Hi,
I’m using Piwik to analyze 300+ sites at the moment (most of them low traffic, but about 5 with medium to high traffic).
I disabled the default archiving and use the cronjob instead.
So far so good… but because of the great number of websites and the database load while archiving I only start the cronjob every 6 hours. The script takes about 20 minutes to archive all the sites.
For most of the sites that frequency is okay, but for some e-commerce sites it might be too long.
My question:
Is it possible to archive single sites without destroying any collected data or does the archiving process only work if all the sites at once are processed? Could it for example be done with a modified version of the cronjob script?
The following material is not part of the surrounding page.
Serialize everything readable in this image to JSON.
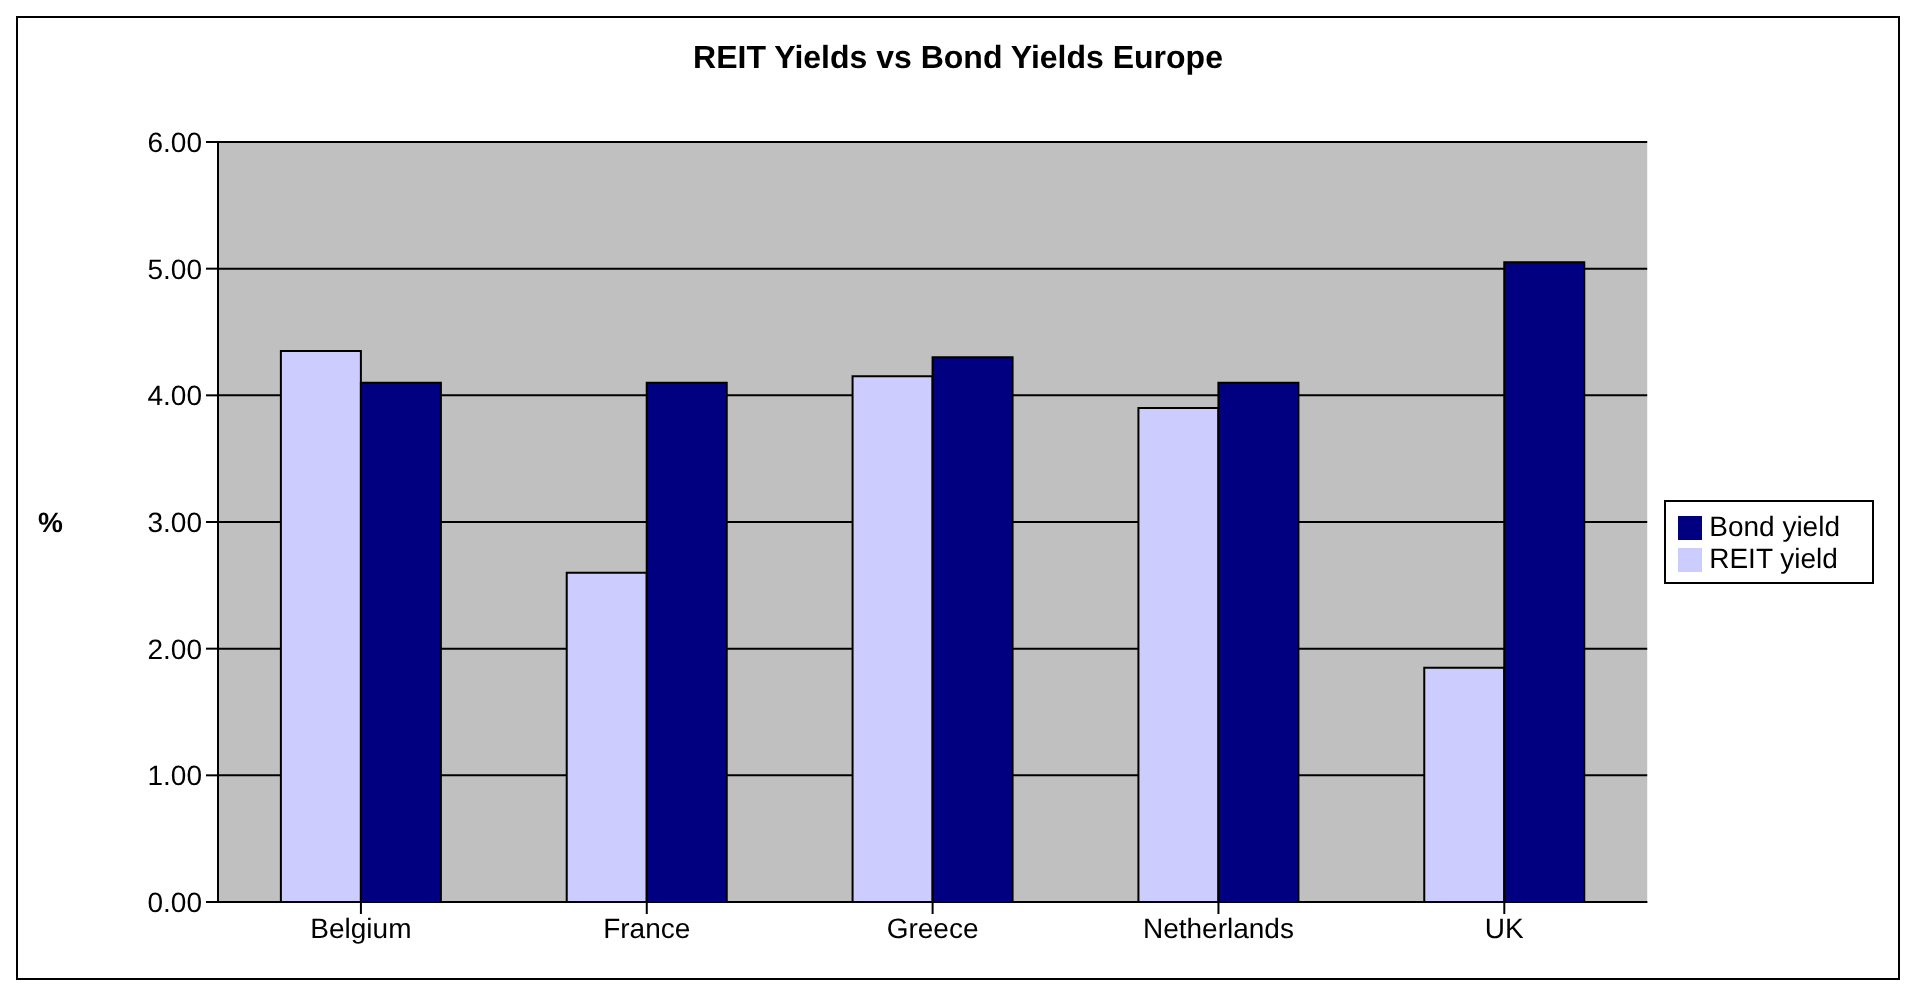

I’m thinking of running the archive script for all sites every 6 hours and on top of that start a modified version in smaller intervals that uses a “idsite” argument to just archive a single site.
Something like:
archive all 300+sites every 6 hours
0 */6 * * * /path_to_piwik/misc/cron/archive.sh > /dev/null
archive site 123 more often because we need the latest data
20,30,40,50 * * * * /path_to_piwik/misc/cron/archive.sh 123 > /dev/null
Modifiying the script to take a site-Id as an argument (or if none given use the API to get all sites, like it is done at the moment) seems not to be the problem, but I’m not sure if that would mess with archiving process itself because it probably has to process all the sites at once or some data won’t be archived at all.
I did not make a feature request out of this yet because it might be easier than I imagine or impossible at all to archive single sites.
Thanks in advance for your replies,
Ruediger